Solicitados los permisos pertinentes a las autoridades de la autopista, pertrechados de todo lo imprescindible para una larga travesía (impedimenta, comestibles, bebibles, fumables, legibles, etc.), poderosamente armados de máquinas de escribir, máquina de retratar y tumbonas playeras (los horrores floridos), pactados dos o tres encuentros con amigos (de los de verdad) que acudirían a reponer existencias de fungibles a la hora y lugar señalados, y al volante del dragón colorado, una furgoneta Wolkswagen muy wagnerianamente apodada Fafner, salieron de París un 23 de mayo de 1982.

La tentativa del viaje era el viaje en sí mismo, para después poder  (d)escribirlo a cuatro manos en forma de diario expedicionario, complementado con fotos y dibujos que “de oídas” garabateó el hijo adolescente de Carol cuando los dos le contaron la aventura. Así nació Los autonautas de la cosmopista, una de las últimas ¿novelas? de Cortázar, la más impúdica y reveladora para los que, como yo, andamos a la caza y captura de cualquier detalle cotidiano que nos haga verle los pies de barro al dios Julio. Si son de los míos, la gozarán viéndolo lavar ropa, leyéndolo cocinar, corriendo urgido por la escatología más humana en busca de un baño, cortándose unos pantalones para fabricarse unos shorts horteras pero funcionales, queriendo a la Osita en la Fafner y todo a media luz, que es un brujo el amor…

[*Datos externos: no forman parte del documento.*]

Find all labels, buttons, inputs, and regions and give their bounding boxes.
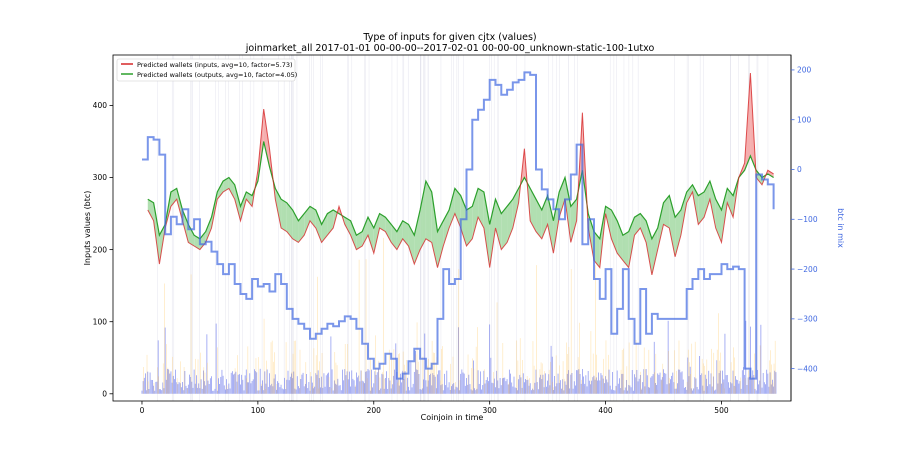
y2-tick-label: 200 [797,66,812,75]
x-tick-label: 400 [598,406,613,415]
x-tick-label: 500 [714,406,729,415]
y-axis-label: Inputs values (btc) [83,191,92,266]
chart-title: Type of inputs for given cjtx (values) [362,32,536,43]
y2-axis-label: btc in mix [836,208,845,248]
y2-tick-label: −100 [797,215,818,224]
x-tick-label: 300 [483,406,498,415]
y-tick-label: 300 [93,173,108,182]
y-tick-label: 400 [93,101,108,110]
x-tick-label: 200 [367,406,382,415]
legend: Predicted wallets (inputs, avg=10, facto… [117,59,297,81]
chart-subtitle: joinmarket_all 2017-01-01 00-00-00--2017… [245,43,655,54]
y2-tick-label: −300 [797,315,818,324]
legend-label-outputs: Predicted wallets (outputs, avg=10, fact… [137,71,297,79]
y2-tick-label: −400 [797,364,818,373]
y2-tick-label: 100 [797,115,812,124]
x-tick-label: 0 [140,406,145,415]
y-tick-label: 200 [93,245,108,254]
legend-label-inputs: Predicted wallets (inputs, avg=10, facto… [137,61,293,69]
y2-tick-label: −200 [797,265,818,274]
y-tick-label: 100 [93,317,108,326]
x-axis-label: Coinjoin in time [421,413,484,422]
y-tick-label: 0 [102,389,107,398]
y2-tick-label: 0 [797,165,802,174]
x-tick-label: 100 [251,406,266,415]
fill-between-segment [281,199,287,231]
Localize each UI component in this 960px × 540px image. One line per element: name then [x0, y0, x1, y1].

A ratos cruza el relato una sombra, un atisbo de enfermedad, una pesadumbre disimulada, unas pesadillas reveladoras. Es la voz de la Dunlop, que ya enferma, encara el viaje y su relato saboreando con la voracidad del pre-muerto los helados, los paisajes y los besos altos, peludos y abundantes del Lobo. Le oculta diligencias y emergencias del cuerpo y conviene tácitamente con él, que el tiempo ha de detenerse para siempre en cada cena, en cada oruga corriéndole los pantalones, en cada gasolinera con motel adosado donde dormir comodiosmanda una noche cada tanto. Apura sus últimas felicidades con arrobo (cosas del amor) y con valentía (cosas del amor).

Pero como el asunto no es solo el camino y sus realidades del lado de acá, Cortázar incorpora amigos imaginarios, testigos de paso que encuentran hueco en la obra como puros personajes epistolares; la señora que los cruza en varias áreas de descanso, en días diferentes y escribe asombrada a su hijo para chismorrearle, entre dato familiar y fórmula maternal, que no sabés qué rara la parejita esa que me vengo encontrando a cada rato en la autopista…Si no fuera por, te aseguraría que viven acá adentro…

También los acompañan en el viaje Calac y Polanco, ese par de reporteros dicharacheros, argentinos de pro y personajes imprescindibles de su 62, Modelo para armar. Con ellos discute, putea, se enoja; los echa (ellos vuelven), se meten (él los vuelve a echar) aturden a la Osita, le tienen celos porque el Lobo solo tiene ojos para ella, como si el pobre Lobo ya supiera del fatal desenlace (Carol muere solo 5 meses después de la expedición).

La obra es un collage: se mezclan los tipos de letra -desde las hojas rústicamente mecanografiadas hasta el texto con letra impresa corriente, pasando por la cursiva de las cartas y las citas-, se aprovechan los pies de foto porque ya saben que la Literatura no conoce de espacios cerrados ni de estrecheces, se hacen guiños metaliterarios y plagiadores a Cervantes en los títulos de cada capítulo... Sin el menor rubor, se confunden discursos, pensamientos y acciones, y no hay frontera entre lo imaginado y lo vivido. Los autonautas en la cosmopista es un libro de amor viajero, de epicúreo disfrute de lo terrenal, de filosofía vital y mortal, eros y tánatos copulando bajo el techo desplegable de la Fafner, mientras ahí afuera el mundo gira en su vertiginosa normalidad.

Si ya aman locamente a Cortázar pero aún no han leído Los autonautas, no pierdan un segundo. Beban de la vida rodante de Julio y Carol y apuren cada frase como si fuera la última. Celebren este amor con justa envidia y la próxima vez que planeen sus vacaciones díganse: ¿Y por qué no? Eso sí, viajen o no viajen, siempre siempre disfruten.